Bild: Hort von Hoffnung und Verzweiflung: ein Wettbüro in Kabalagala, dem soge…
KAMPALA taz | Jimmys Blick klebt an dem großen Flachbildfernseher. Heute
spielt seine Lieblingsmannschaft Nigeria gegen Äthiopien und es sieht ganz
danach aus, dass Nigeria gewinnt. Er hat sein ganzes Geld auf Nigeria
gesetzt, sagt der 17-Jährige. In der Hand hält er einen knittrigen
Wettschein. Immer wieder steckt er ihn in die Hosentasche und kramt ihn
dann erneut hervor, um die Ergebnisse abzugleichen. Seine Hand zittert.
Das verdunkelte Wettbüro mit den zwei Schaltern, dem Fernseher und den
Plastikstühlen ist eine von zahlreichen Spelunken in Kabalagala, dem
Partystadtviertel von Ugandas Hauptstadt Kampala. Die Reeperbahn Ostafrikas
ist voll von Kneipen und Diskotheken, die auch morgens um sechs noch voll
sind. Davor stehen die Prostituierten und Drogendealer auf offener Straße.

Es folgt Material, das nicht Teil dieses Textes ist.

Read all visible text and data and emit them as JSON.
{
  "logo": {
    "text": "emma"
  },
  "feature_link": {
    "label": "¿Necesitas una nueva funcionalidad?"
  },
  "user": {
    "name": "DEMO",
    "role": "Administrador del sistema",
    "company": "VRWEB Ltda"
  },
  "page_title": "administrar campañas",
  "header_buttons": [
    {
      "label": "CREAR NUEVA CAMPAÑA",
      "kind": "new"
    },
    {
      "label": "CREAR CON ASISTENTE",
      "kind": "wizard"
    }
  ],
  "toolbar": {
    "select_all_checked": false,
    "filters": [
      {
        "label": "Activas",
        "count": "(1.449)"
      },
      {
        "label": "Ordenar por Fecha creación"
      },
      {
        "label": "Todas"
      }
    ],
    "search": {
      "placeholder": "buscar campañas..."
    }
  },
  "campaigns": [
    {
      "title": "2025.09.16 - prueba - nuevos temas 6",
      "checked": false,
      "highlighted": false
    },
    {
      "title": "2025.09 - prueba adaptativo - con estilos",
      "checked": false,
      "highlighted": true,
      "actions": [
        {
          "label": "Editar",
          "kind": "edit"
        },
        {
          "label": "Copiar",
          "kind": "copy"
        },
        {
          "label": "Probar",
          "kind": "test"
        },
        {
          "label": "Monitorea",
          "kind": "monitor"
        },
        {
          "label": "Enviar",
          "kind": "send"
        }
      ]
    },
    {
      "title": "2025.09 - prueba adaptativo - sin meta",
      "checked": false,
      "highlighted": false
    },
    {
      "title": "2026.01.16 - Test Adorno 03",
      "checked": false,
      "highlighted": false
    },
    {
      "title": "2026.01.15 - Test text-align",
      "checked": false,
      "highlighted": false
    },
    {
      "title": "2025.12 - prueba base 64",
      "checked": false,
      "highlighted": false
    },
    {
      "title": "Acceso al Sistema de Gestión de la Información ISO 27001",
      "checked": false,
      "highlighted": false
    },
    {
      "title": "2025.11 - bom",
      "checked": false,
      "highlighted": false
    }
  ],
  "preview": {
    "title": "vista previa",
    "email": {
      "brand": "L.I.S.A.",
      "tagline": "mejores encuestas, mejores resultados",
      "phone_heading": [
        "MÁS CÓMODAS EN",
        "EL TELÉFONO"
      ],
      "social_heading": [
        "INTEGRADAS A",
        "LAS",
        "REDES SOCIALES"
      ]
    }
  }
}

Wer zwielichtige Geschäfte einfädeln will, der tut das am besten hier, und
wer ein inoffizielles Wettbüro aufmachen will, der ist in der Straße, die
niemals schläft, gut aufgehoben. So reihen sich in Kabalagala die Wettbüros
aneinander. Mit lauter Musik und Werbeschildern buhlen sie um wettsüchtige
und fußballfanatische Jungen wie Jimmy.
28.000 Schilling hat er an diesem Samstag auf sechs verschiedene
Nationalspiele im African Cup of Nations gesetzt. Umgerechnet sind das 8,30
Euro – sein ganzes Vermögen. „Bei mir geht’s um alles oder nichts“, sa…

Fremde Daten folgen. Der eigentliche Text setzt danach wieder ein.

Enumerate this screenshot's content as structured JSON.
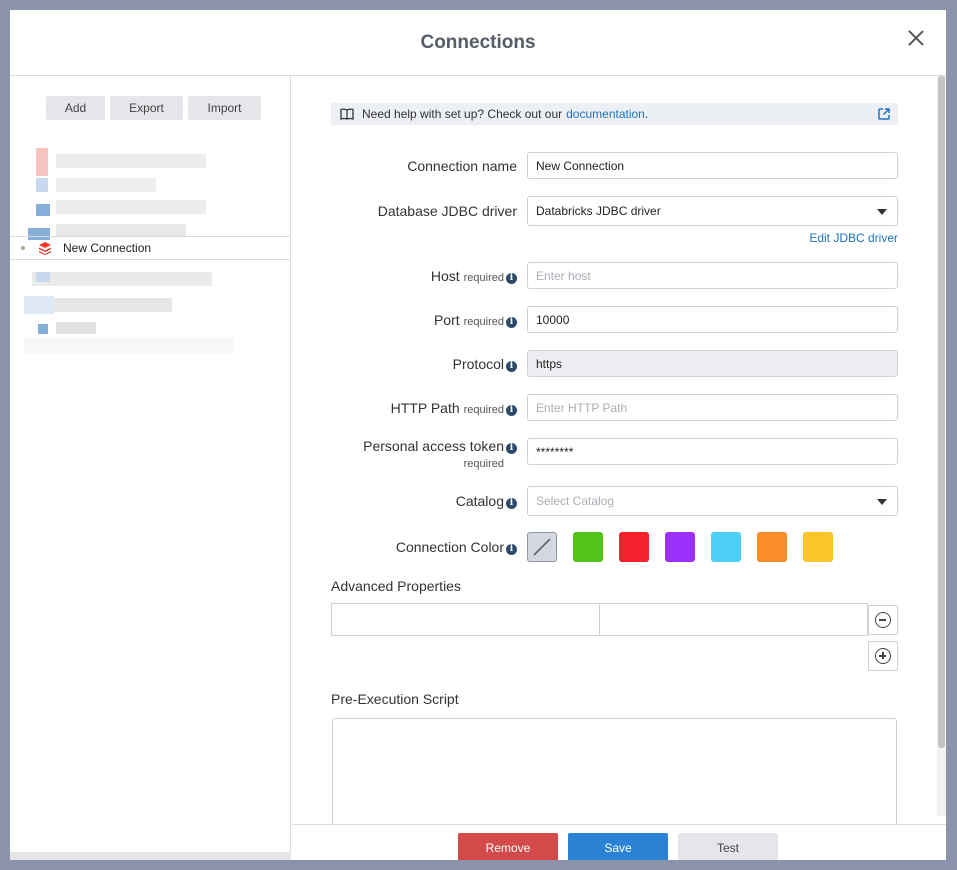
{
  "dialog": {
    "title": "Connections"
  },
  "sidebar": {
    "buttons": {
      "add": "Add",
      "export": "Export",
      "import": "Import"
    },
    "selected_connection": "New Connection"
  },
  "help": {
    "text": "Need help with set up? Check out our",
    "link": "documentation",
    "suffix": "."
  },
  "form": {
    "connection_name": {
      "label": "Connection name",
      "value": "New Connection"
    },
    "jdbc_driver": {
      "label": "Database JDBC driver",
      "value": "Databricks JDBC driver",
      "edit_link": "Edit JDBC driver"
    },
    "host": {
      "label": "Host",
      "required": "required",
      "placeholder": "Enter host"
    },
    "port": {
      "label": "Port",
      "required": "required",
      "value": "10000"
    },
    "protocol": {
      "label": "Protocol",
      "value": "https"
    },
    "http_path": {
      "label": "HTTP Path",
      "required": "required",
      "placeholder": "Enter HTTP Path"
    },
    "token": {
      "label": "Personal access token",
      "required": "required",
      "value": "********"
    },
    "catalog": {
      "label": "Catalog",
      "placeholder": "Select Catalog"
    },
    "color": {
      "label": "Connection Color",
      "swatches": [
        "none",
        "#52c41a",
        "#f5222d",
        "#9b30ff",
        "#4dd0f5",
        "#fa8c2a",
        "#fac42a"
      ]
    },
    "advanced": {
      "label": "Advanced Properties"
    },
    "pre_script": {
      "label": "Pre-Execution Script"
    }
  },
  "footer": {
    "remove": "Remove",
    "save": "Save",
    "test": "Test"
  },
  "info_glyph": "i"
}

Jimmy und spielt mit dem Wettschein in der schweißnassen Hand. „Ich will
doch wieder auf die Schule gehen und mein Abitur machen.“
Jimmys arbeitsloser Vater und die auf dem Markt arbeitende Mutter müssen
sich die Schulgebühren für ihn und seine vier jüngeren Geschwister vom Mund
absparen. Im vergangenen Semester hat Jimmys Vater Geld leihen müssen, um
ihn zur Schule schicken zu können. Da ist Jimmy eine Idee gekommen, die bis
heute fatale Folgen für den 17-Jährigen hat.

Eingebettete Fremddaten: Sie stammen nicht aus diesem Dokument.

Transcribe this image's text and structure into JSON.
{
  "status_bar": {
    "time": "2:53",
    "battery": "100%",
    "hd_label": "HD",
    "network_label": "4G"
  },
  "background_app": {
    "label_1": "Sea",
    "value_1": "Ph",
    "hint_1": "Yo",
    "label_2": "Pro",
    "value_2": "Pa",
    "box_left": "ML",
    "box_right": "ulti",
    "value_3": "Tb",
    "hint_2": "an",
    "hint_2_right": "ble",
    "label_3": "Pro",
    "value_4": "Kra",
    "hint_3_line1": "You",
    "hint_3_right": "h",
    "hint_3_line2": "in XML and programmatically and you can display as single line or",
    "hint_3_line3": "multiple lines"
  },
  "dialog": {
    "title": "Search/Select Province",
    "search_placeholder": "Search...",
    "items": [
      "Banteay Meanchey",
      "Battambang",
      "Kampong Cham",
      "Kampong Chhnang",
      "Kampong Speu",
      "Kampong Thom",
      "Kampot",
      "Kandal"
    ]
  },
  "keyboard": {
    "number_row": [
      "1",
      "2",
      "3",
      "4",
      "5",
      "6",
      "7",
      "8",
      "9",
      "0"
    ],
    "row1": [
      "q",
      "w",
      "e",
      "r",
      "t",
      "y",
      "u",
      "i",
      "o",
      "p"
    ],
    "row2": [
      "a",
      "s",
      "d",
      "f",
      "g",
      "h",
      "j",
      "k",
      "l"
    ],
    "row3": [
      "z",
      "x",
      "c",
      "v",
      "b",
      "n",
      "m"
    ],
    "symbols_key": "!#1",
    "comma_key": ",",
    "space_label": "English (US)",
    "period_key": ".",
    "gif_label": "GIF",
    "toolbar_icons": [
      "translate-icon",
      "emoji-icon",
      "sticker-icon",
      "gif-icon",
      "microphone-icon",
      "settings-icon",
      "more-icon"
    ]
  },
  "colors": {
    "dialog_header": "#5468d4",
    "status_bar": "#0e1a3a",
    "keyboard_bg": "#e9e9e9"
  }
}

„Anstatt in der Schule das Geld zu bezahlen, bin ich damals zum Wettbüro
gegangen“, erzählt er. Dabei guckt er auf den Boden und spielt wieder mit
seinem Wettschein. „Ich wollte einfach das Geld verdoppeln und damit das
Schulgeld und die Schulden meines Vaters zurückzahlen“, sagt er. Doch
daraus wurde nichts. Er verlor das Geld. Zur Schule ist Jimmy seitdem nicht
mehr gegangen. Zu Hause war er auch nie wieder, er hat Angst vor seinem
Vater. Das war im Juli vergangenen Jahres.
## Samstags ins Wettbüro
Seitdem drückt sich der magere Junge mit dem löchrigen T-Shirt und den zu
großen Hosen und Plastiksandalen Tag und Nacht in den Gassen von Kabalagala
herum. Hier und da verdient er sich ein paar Schilling, die er unter der
Woche anspart – um sie dann bis zum Anpfiff am Samstagnachmittag wieder in
eines der Wettbüros zu tragen.
„Manchmal gewinne ich etwas, das setze ich dann wieder, in der Hoffnung,
noch mehr Gewinn zu machen“, sagt Jimmy. Doch so richtig Glück hat er
irgendwie nie. Und für die Schulgebühren reicht es deswegen wohl auch
diesmal wieder nicht. Das nächste Semester beginnt im Februar.
„Wettsüchtige Minderjährige sind ein gravierendes Problem“, sagt Laura
Busulwa, Direktorin von Ugandas einziger Selbsthilfegruppe für
Spielsüchtige, GAU (Bewusstes Spielen Uganda). Die junge Psychologin berät
Betroffene und deren Angehörige. Es schockiert sie selbst, wie viele
minderjährige Jungen der Spielsucht zum Opfer fallen. Gerade berät sie die
Mutter eines 18-Jährigen, der vor wenigen Wochen Suizid begangen hat. „Er
hatte seine Schulgebühren verspielt, und als die Eltern ahnten, dass er
nicht zu Schule geht, hatte er keine Hoffnung mehr“, sagt Busulwa.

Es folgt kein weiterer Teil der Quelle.